Compound of five quasi hamiltonian circuits on a truncated icosidodecahedron
It is know, that every archimedean solid has an hamiltonian circuit relying al of its vertices.
It is not so easy to find one of those circuits when your are more a computer scientist than a mathematician !
I just succeeded in finding a 104 vertices path on a truncated icosidodecahedron (instead of 120)
i then connected those 104 points with a curved line, and duplicated five time this path, with the same transformations that produces the compound of five tetrahedra from a single initial .
The last trick was to rotate the structure in order to hide the less symetric parts.

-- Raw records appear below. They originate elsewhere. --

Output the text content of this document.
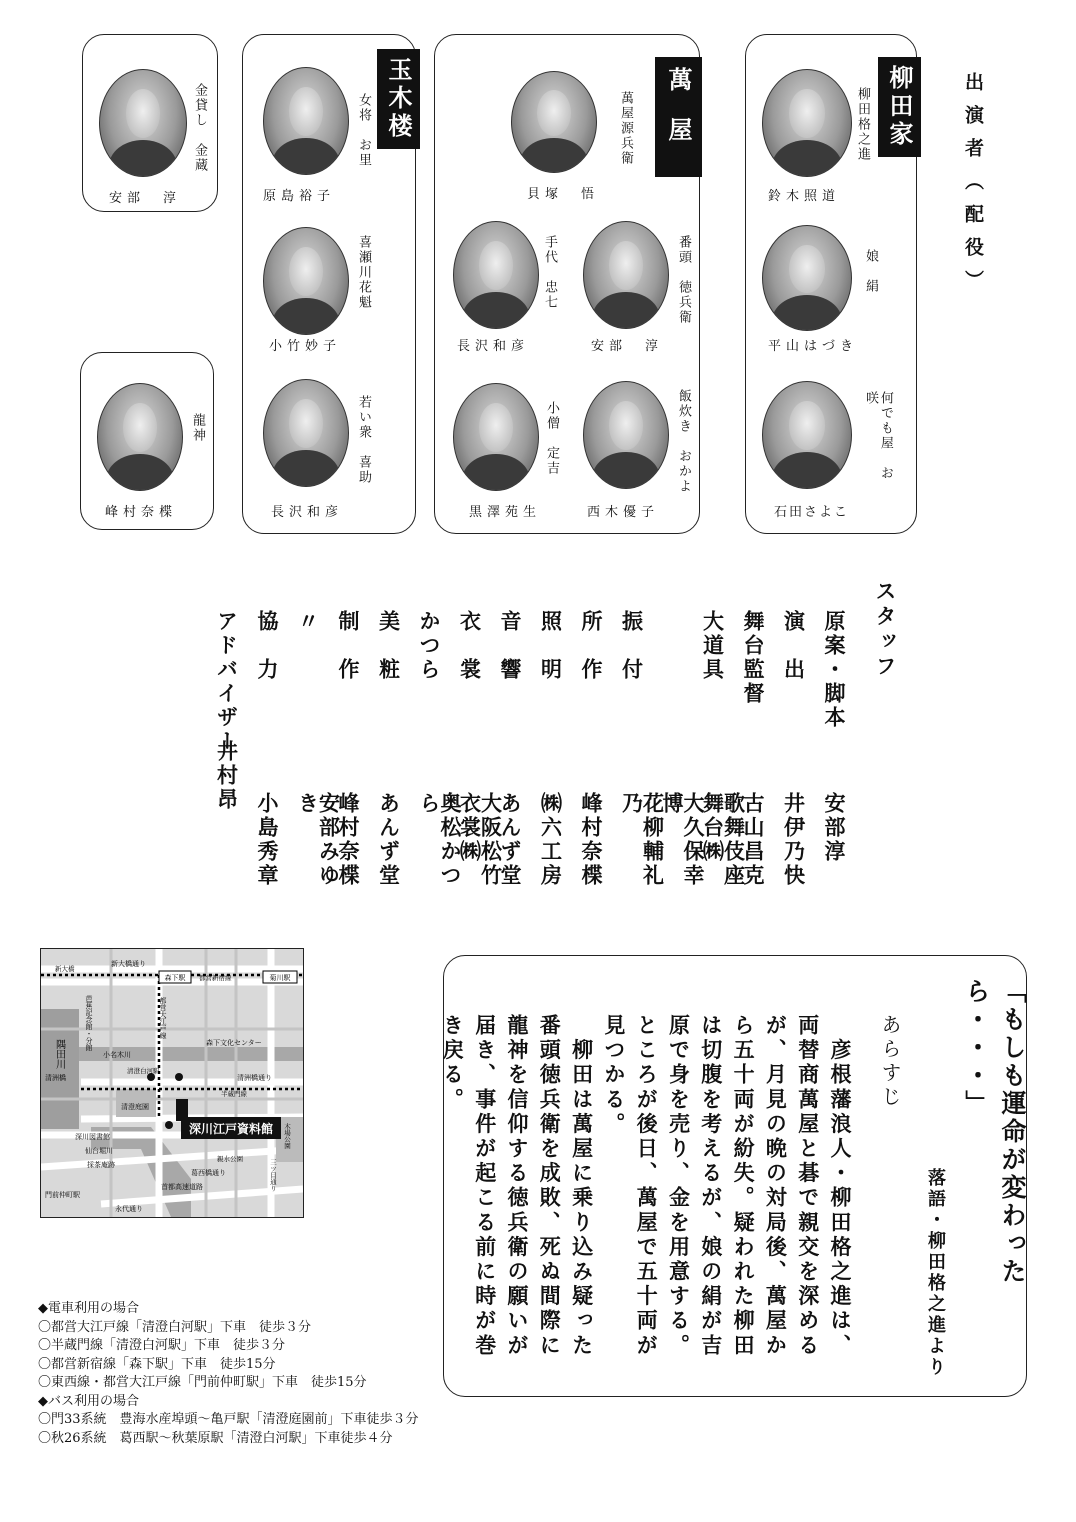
出演者（配役）
金貸し　金蔵
安部　淳
龍神
峰村奈楪
玉木楼
女将　お里
原島裕子
喜瀬川花魁
小竹妙子
若い衆　喜助
長沢和彦
萬屋
萬屋源兵衛
貝塚　悟
手代　忠七
長沢和彦
番頭　徳兵衛
安部　淳
小僧　定吉
黒澤苑生
飯炊き　おかよ
西木優子
柳田家
柳田格之進
鈴木照道
娘　絹
平山はづき
何でも屋　お咲
石田さよこ
スタッフ
原案・脚本
安部淳
演　出
井伊乃快
舞台監督
古山昌克
大道具
歌舞伎座舞台㈱
大久保幸博
振　付
花柳輔礼乃
所　作
峰村奈楪
照　明
㈱六工房
音　響
あんず堂
衣　裳
大阪松竹衣裳㈱
かつら
奥松かつら
美　粧
あんず堂
制　作
峰村奈楪
〃
安部みゆき
協　力
小島秀章
アドバイザー
井村昂
森下駅	菊川駅
新大橋通り
都営新宿線
新大橋
都営大江戸線
芭蕉記念館・分館
隅田川	小名木川
森下文化センター
清洲橋
清澄白河駅
清洲橋通り
半蔵門線
清澄庭園
深川図書館
仙台堀川
採茶庵跡
木場公園
三ツ目通り
葛西橋通り
門前仲町駅
首都高速道路
永代通り
親水公園
深川江戸資料館
◆電車利用の場合
〇都営大江戸線「清澄白河駅」下車　徒歩３分
〇半蔵門線「清澄白河駅」下車　徒歩３分
〇都営新宿線「森下駅」下車　徒歩15分
〇東西線・都営大江戸線「門前仲町駅」下車　徒歩15分
◆バス利用の場合
〇門33系統　豊海水産埠頭〜亀戸駅「清澄庭園前」下車徒歩３分
〇秋26系統　葛西駅〜秋葉原駅「清澄白河駅」下車徒歩４分
「もしも運命が変わったら・・・」
落語・柳田格之進より
あらすじ
　彦根藩浪人・柳田格之進は、
両替商萬屋と碁で親交を深める
が、月見の晩の対局後、萬屋か
ら五十両が紛失。疑われた柳田
は切腹を考えるが、娘の絹が吉
原で身を売り、金を用意する。
ところが後日、萬屋で五十両が
見つかる。
　柳田は萬屋に乗り込み疑った
番頭徳兵衛を成敗、死ぬ間際に
龍神を信仰する徳兵衛の願いが
届き、事件が起こる前に時が巻
き戻る。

Mathematics can be beautiful, even if not perfect.
Doyle Spiral
Doyle Spirals are a particular case of circle packing: each circle is surrounded with 6 tangent circles. When the parameters are well chosen (and this is the hard stuff), this circle packing can tile the plane. Applying to this tiling geometric transformations preserving the tangency property, one can create elegant patterns. This work was initiated while looking at the beautiful and challenging images created by Jos Leys.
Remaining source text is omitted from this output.